State-run Bharat Petroleum Corporation (BPCL) reported a six per cent decline in its net profit for the December 2017 ended quarter, a fall led by higher expenses.
The state-run oil marketer on Friday also said the company's board of directors also declared an interim dividend of Rs 14 per equity share.
For the October-December 2017 period, BPCL reported a standalone net profit of Rs 21.43 billion, 6% lower from Rs 22.71 billion reported in the same period a year back. Total income for the quarter under review was at Rs 709.22 billion, 10% higher from Rs 646.46 billion reported in the same period a year back. Total expenses, on the other hand, were 11% higher at Rs 678.84 billion, against Rs 613.97 billion reported in the corresponding quarter a year back.

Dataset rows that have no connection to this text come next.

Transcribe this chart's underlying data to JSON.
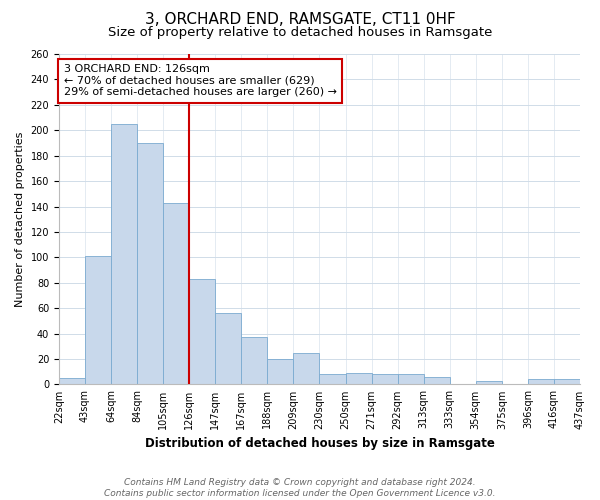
{
  "title": "3, ORCHARD END, RAMSGATE, CT11 0HF",
  "subtitle": "Size of property relative to detached houses in Ramsgate",
  "xlabel": "Distribution of detached houses by size in Ramsgate",
  "ylabel": "Number of detached properties",
  "bar_labels": [
    "22sqm",
    "43sqm",
    "64sqm",
    "84sqm",
    "105sqm",
    "126sqm",
    "147sqm",
    "167sqm",
    "188sqm",
    "209sqm",
    "230sqm",
    "250sqm",
    "271sqm",
    "292sqm",
    "313sqm",
    "333sqm",
    "354sqm",
    "375sqm",
    "396sqm",
    "416sqm",
    "437sqm"
  ],
  "bar_values": [
    5,
    101,
    205,
    190,
    143,
    83,
    56,
    37,
    20,
    25,
    8,
    9,
    8,
    8,
    6,
    0,
    3,
    0,
    4,
    4
  ],
  "bar_color": "#c8d8eb",
  "bar_edge_color": "#7aaad0",
  "vline_x": 5,
  "vline_color": "#cc0000",
  "annotation_line1": "3 ORCHARD END: 126sqm",
  "annotation_line2": "← 70% of detached houses are smaller (629)",
  "annotation_line3": "29% of semi-detached houses are larger (260) →",
  "annotation_box_color": "#ffffff",
  "annotation_box_edge_color": "#cc0000",
  "ylim": [
    0,
    260
  ],
  "yticks": [
    0,
    20,
    40,
    60,
    80,
    100,
    120,
    140,
    160,
    180,
    200,
    220,
    240,
    260
  ],
  "footer_text": "Contains HM Land Registry data © Crown copyright and database right 2024.\nContains public sector information licensed under the Open Government Licence v3.0.",
  "background_color": "#ffffff",
  "grid_color": "#d0dce8",
  "title_fontsize": 11,
  "subtitle_fontsize": 9.5,
  "xlabel_fontsize": 8.5,
  "ylabel_fontsize": 8,
  "tick_fontsize": 7,
  "annotation_fontsize": 8,
  "footer_fontsize": 6.5
}
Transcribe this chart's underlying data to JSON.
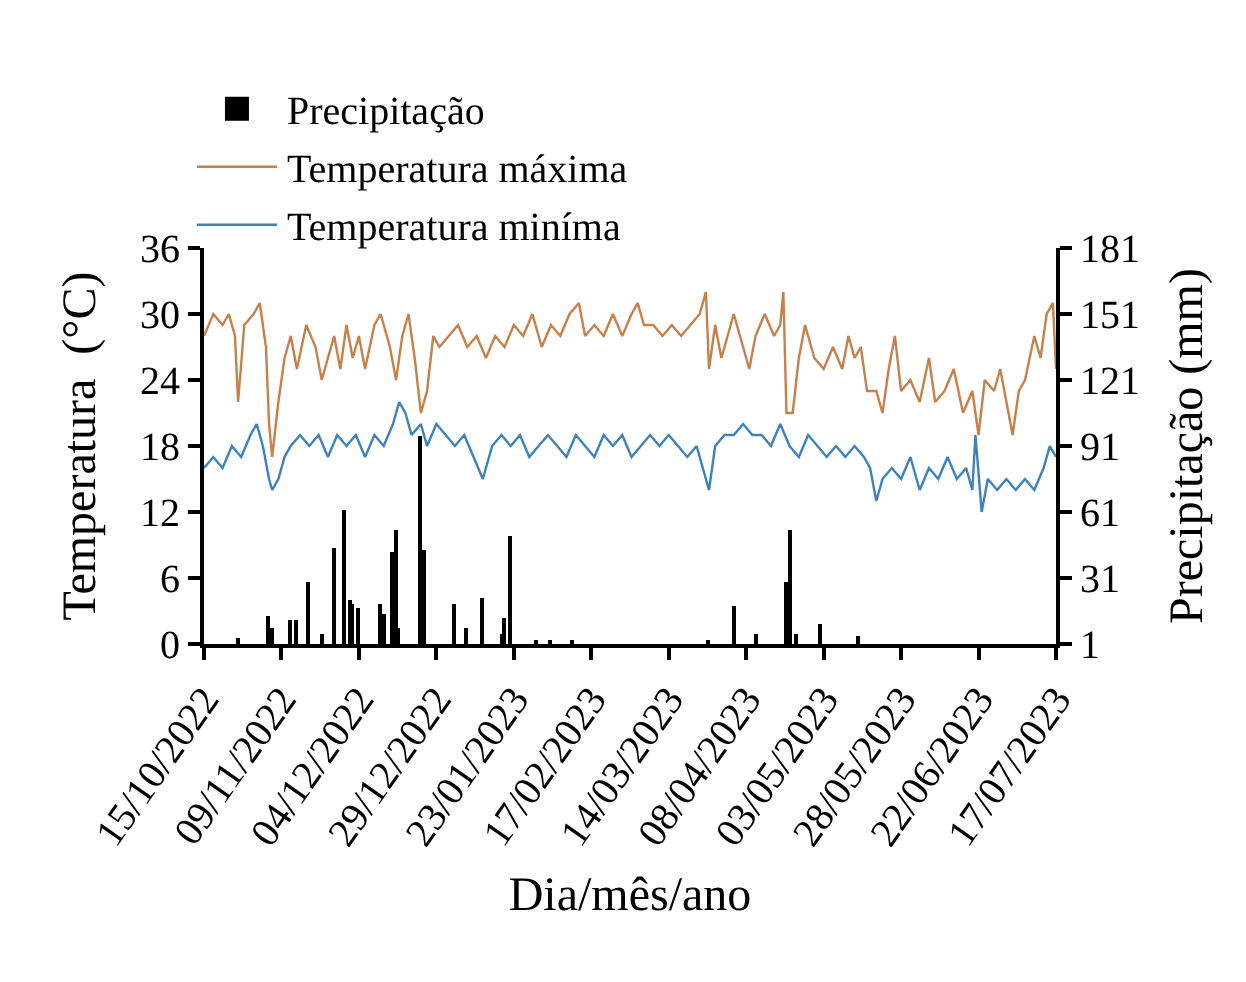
{
  "chart_data": {
    "type": "line",
    "xlabel": "Dia/mês/ano",
    "ylabel": "Temperatura  (°C)",
    "y2label": "Precipitação (mm)",
    "xlim": [
      "2022-10-15",
      "2023-07-17"
    ],
    "xticks": [
      {
        "value": "2022-10-15",
        "label": "15/10/2022"
      },
      {
        "value": "2022-11-09",
        "label": "09/11/2022"
      },
      {
        "value": "2022-12-04",
        "label": "04/12/2022"
      },
      {
        "value": "2022-12-29",
        "label": "29/12/2022"
      },
      {
        "value": "2023-01-23",
        "label": "23/01/2023"
      },
      {
        "value": "2023-02-17",
        "label": "17/02/2023"
      },
      {
        "value": "2023-03-14",
        "label": "14/03/2023"
      },
      {
        "value": "2023-04-08",
        "label": "08/04/2023"
      },
      {
        "value": "2023-05-03",
        "label": "03/05/2023"
      },
      {
        "value": "2023-05-28",
        "label": "28/05/2023"
      },
      {
        "value": "2023-06-22",
        "label": "22/06/2023"
      },
      {
        "value": "2023-07-17",
        "label": "17/07/2023"
      }
    ],
    "ylim": [
      0,
      36
    ],
    "yticks": [
      0,
      6,
      12,
      18,
      24,
      30,
      36
    ],
    "y2lim": [
      1,
      181
    ],
    "y2ticks": [
      1,
      31,
      61,
      91,
      121,
      151,
      181
    ],
    "legend": "top left",
    "marker": "none",
    "line_style": "solid",
    "series": [
      {
        "name": "Precipitação",
        "type": "bar",
        "axis": "y2",
        "color": "#000000",
        "x": [
          "2022-10-26",
          "2022-11-05",
          "2022-11-06",
          "2022-11-12",
          "2022-11-14",
          "2022-11-18",
          "2022-11-22",
          "2022-11-26",
          "2022-11-29",
          "2022-12-01",
          "2022-12-02",
          "2022-12-04",
          "2022-12-11",
          "2022-12-12",
          "2022-12-15",
          "2022-12-16",
          "2022-12-17",
          "2022-12-24",
          "2022-12-25",
          "2023-01-04",
          "2023-01-08",
          "2023-01-13",
          "2023-01-19",
          "2023-01-20",
          "2023-01-22",
          "2023-01-30",
          "2023-02-04",
          "2023-02-11",
          "2023-03-27",
          "2023-04-04",
          "2023-04-11",
          "2023-04-21",
          "2023-04-22",
          "2023-04-24",
          "2023-05-02",
          "2023-05-14"
        ],
        "values": [
          4,
          14,
          8,
          12,
          12,
          29,
          6,
          45,
          62,
          21,
          19,
          17,
          19,
          15,
          43,
          53,
          8,
          96,
          44,
          19,
          8,
          22,
          6,
          13,
          50,
          3,
          3,
          3,
          3,
          18,
          6,
          29,
          53,
          6,
          10,
          5
        ]
      },
      {
        "name": "Temperatura máxima",
        "color": "#c8804a",
        "x": [
          "2022-10-15",
          "2022-10-18",
          "2022-10-21",
          "2022-10-23",
          "2022-10-25",
          "2022-10-26",
          "2022-10-28",
          "2022-10-31",
          "2022-11-02",
          "2022-11-04",
          "2022-11-05",
          "2022-11-06",
          "2022-11-08",
          "2022-11-10",
          "2022-11-12",
          "2022-11-14",
          "2022-11-17",
          "2022-11-20",
          "2022-11-22",
          "2022-11-24",
          "2022-11-26",
          "2022-11-28",
          "2022-11-30",
          "2022-12-02",
          "2022-12-04",
          "2022-12-06",
          "2022-12-09",
          "2022-12-11",
          "2022-12-14",
          "2022-12-16",
          "2022-12-18",
          "2022-12-20",
          "2022-12-22",
          "2022-12-24",
          "2022-12-26",
          "2022-12-28",
          "2022-12-30",
          "2023-01-02",
          "2023-01-05",
          "2023-01-08",
          "2023-01-11",
          "2023-01-14",
          "2023-01-17",
          "2023-01-20",
          "2023-01-23",
          "2023-01-26",
          "2023-01-29",
          "2023-02-01",
          "2023-02-04",
          "2023-02-07",
          "2023-02-10",
          "2023-02-13",
          "2023-02-15",
          "2023-02-18",
          "2023-02-21",
          "2023-02-24",
          "2023-02-27",
          "2023-03-02",
          "2023-03-04",
          "2023-03-06",
          "2023-03-09",
          "2023-03-12",
          "2023-03-15",
          "2023-03-18",
          "2023-03-21",
          "2023-03-24",
          "2023-03-26",
          "2023-03-27",
          "2023-03-29",
          "2023-03-31",
          "2023-04-02",
          "2023-04-04",
          "2023-04-06",
          "2023-04-09",
          "2023-04-11",
          "2023-04-14",
          "2023-04-17",
          "2023-04-19",
          "2023-04-20",
          "2023-04-21",
          "2023-04-23",
          "2023-04-25",
          "2023-04-27",
          "2023-04-30",
          "2023-05-03",
          "2023-05-06",
          "2023-05-09",
          "2023-05-11",
          "2023-05-13",
          "2023-05-15",
          "2023-05-17",
          "2023-05-20",
          "2023-05-22",
          "2023-05-24",
          "2023-05-26",
          "2023-05-28",
          "2023-05-31",
          "2023-06-03",
          "2023-06-06",
          "2023-06-08",
          "2023-06-11",
          "2023-06-14",
          "2023-06-17",
          "2023-06-20",
          "2023-06-22",
          "2023-06-24",
          "2023-06-27",
          "2023-06-29",
          "2023-07-01",
          "2023-07-03",
          "2023-07-05",
          "2023-07-07",
          "2023-07-10",
          "2023-07-12",
          "2023-07-14",
          "2023-07-16",
          "2023-07-17"
        ],
        "values": [
          28,
          30,
          29,
          30,
          28,
          22,
          29,
          30,
          31,
          27,
          20,
          17,
          22,
          26,
          28,
          25,
          29,
          27,
          24,
          26,
          28,
          25,
          29,
          26,
          28,
          25,
          29,
          30,
          27,
          24,
          28,
          30,
          26,
          21,
          23,
          28,
          27,
          28,
          29,
          27,
          28,
          26,
          28,
          27,
          29,
          28,
          30,
          27,
          29,
          28,
          30,
          31,
          28,
          29,
          28,
          30,
          28,
          30,
          31,
          29,
          29,
          28,
          29,
          28,
          29,
          30,
          32,
          25,
          29,
          26,
          28,
          30,
          28,
          25,
          28,
          30,
          28,
          29,
          32,
          21,
          21,
          26,
          29,
          26,
          25,
          27,
          25,
          28,
          26,
          27,
          23,
          23,
          21,
          25,
          28,
          23,
          24,
          22,
          26,
          22,
          23,
          25,
          21,
          23,
          19,
          24,
          23,
          25,
          22,
          19,
          23,
          24,
          28,
          26,
          30,
          31,
          25
        ]
      },
      {
        "name": "Temperatura miníma",
        "color": "#3c82bc",
        "x": [
          "2022-10-15",
          "2022-10-18",
          "2022-10-21",
          "2022-10-24",
          "2022-10-27",
          "2022-10-30",
          "2022-11-01",
          "2022-11-03",
          "2022-11-05",
          "2022-11-06",
          "2022-11-08",
          "2022-11-10",
          "2022-11-12",
          "2022-11-15",
          "2022-11-18",
          "2022-11-21",
          "2022-11-24",
          "2022-11-27",
          "2022-11-30",
          "2022-12-03",
          "2022-12-06",
          "2022-12-09",
          "2022-12-12",
          "2022-12-15",
          "2022-12-17",
          "2022-12-19",
          "2022-12-21",
          "2022-12-24",
          "2022-12-26",
          "2022-12-29",
          "2023-01-01",
          "2023-01-04",
          "2023-01-07",
          "2023-01-10",
          "2023-01-13",
          "2023-01-16",
          "2023-01-19",
          "2023-01-22",
          "2023-01-25",
          "2023-01-28",
          "2023-01-31",
          "2023-02-03",
          "2023-02-06",
          "2023-02-09",
          "2023-02-12",
          "2023-02-15",
          "2023-02-18",
          "2023-02-21",
          "2023-02-24",
          "2023-02-27",
          "2023-03-02",
          "2023-03-05",
          "2023-03-08",
          "2023-03-11",
          "2023-03-14",
          "2023-03-17",
          "2023-03-20",
          "2023-03-23",
          "2023-03-25",
          "2023-03-27",
          "2023-03-29",
          "2023-04-01",
          "2023-04-04",
          "2023-04-07",
          "2023-04-10",
          "2023-04-13",
          "2023-04-16",
          "2023-04-19",
          "2023-04-22",
          "2023-04-25",
          "2023-04-28",
          "2023-05-01",
          "2023-05-04",
          "2023-05-07",
          "2023-05-10",
          "2023-05-13",
          "2023-05-16",
          "2023-05-18",
          "2023-05-20",
          "2023-05-22",
          "2023-05-25",
          "2023-05-28",
          "2023-05-31",
          "2023-06-03",
          "2023-06-06",
          "2023-06-09",
          "2023-06-12",
          "2023-06-15",
          "2023-06-18",
          "2023-06-20",
          "2023-06-21",
          "2023-06-23",
          "2023-06-25",
          "2023-06-28",
          "2023-07-01",
          "2023-07-04",
          "2023-07-07",
          "2023-07-10",
          "2023-07-13",
          "2023-07-15",
          "2023-07-17"
        ],
        "values": [
          16,
          17,
          16,
          18,
          17,
          19,
          20,
          18,
          15,
          14,
          15,
          17,
          18,
          19,
          18,
          19,
          17,
          19,
          18,
          19,
          17,
          19,
          18,
          20,
          22,
          21,
          19,
          20,
          18,
          20,
          19,
          18,
          19,
          17,
          15,
          18,
          19,
          18,
          19,
          17,
          18,
          19,
          18,
          17,
          19,
          18,
          17,
          19,
          18,
          19,
          17,
          18,
          19,
          18,
          19,
          18,
          17,
          18,
          16,
          14,
          18,
          19,
          19,
          20,
          19,
          19,
          18,
          20,
          18,
          17,
          19,
          18,
          17,
          18,
          17,
          18,
          17,
          16,
          13,
          15,
          16,
          15,
          17,
          14,
          16,
          15,
          17,
          15,
          16,
          14,
          19,
          12,
          15,
          14,
          15,
          14,
          15,
          14,
          16,
          18,
          17
        ]
      }
    ]
  }
}
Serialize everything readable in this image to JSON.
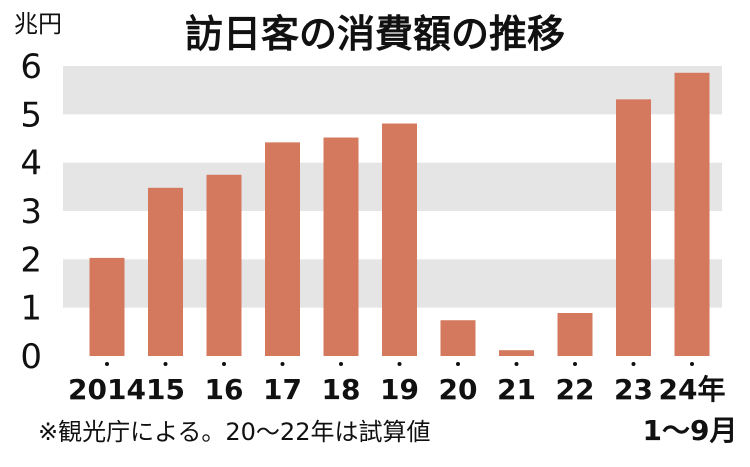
{
  "chart_data": {
    "type": "bar",
    "title": "訪日客の消費額の推移",
    "unit": "兆円",
    "categories": [
      "2014",
      "15",
      "16",
      "17",
      "18",
      "19",
      "20",
      "21",
      "22",
      "23",
      "24年"
    ],
    "category_sublabel": "1～9月",
    "values": [
      2.03,
      3.48,
      3.75,
      4.42,
      4.52,
      4.81,
      0.74,
      0.12,
      0.89,
      5.31,
      5.86
    ],
    "ylim": [
      0,
      6
    ],
    "yticks": [
      0,
      1,
      2,
      3,
      4,
      5,
      6
    ],
    "bar_color": "#d4795d",
    "band_color": "#e5e5e5",
    "grid": "alternating horizontal bands",
    "note": "※観光庁による。20～22年は試算値"
  }
}
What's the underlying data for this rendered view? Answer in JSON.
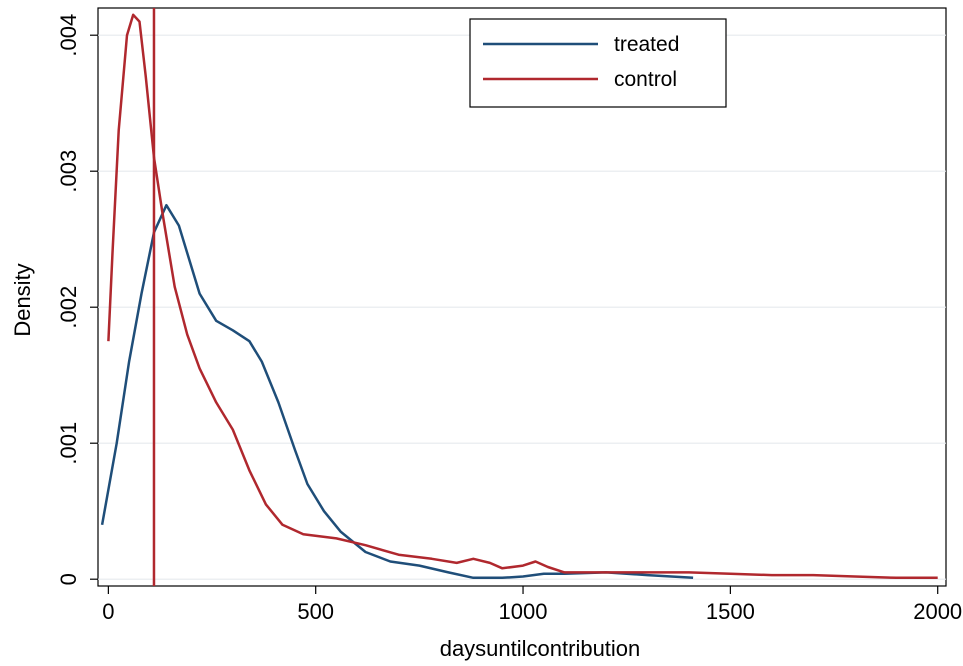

The company's average gross refining margins (GRM) for the December quarter was at $ 7.89 per barrel, against $5.90 per barrel reported for the corresponding quarter a year ago. GRM is the difference between the value of goods produced by an oil refinery and the price of the raw material used in manufacturing it.
Total market sales for the nine-month period of April-December 2017, was at 30.48 million tonnes, against 28.42 million tonnes reported of the same period a year ago. The seven percent rise, the company said, was led by the retail sale of petrol and diesel, in addition to demand rise seen for liquefied petroleum gas (LPG).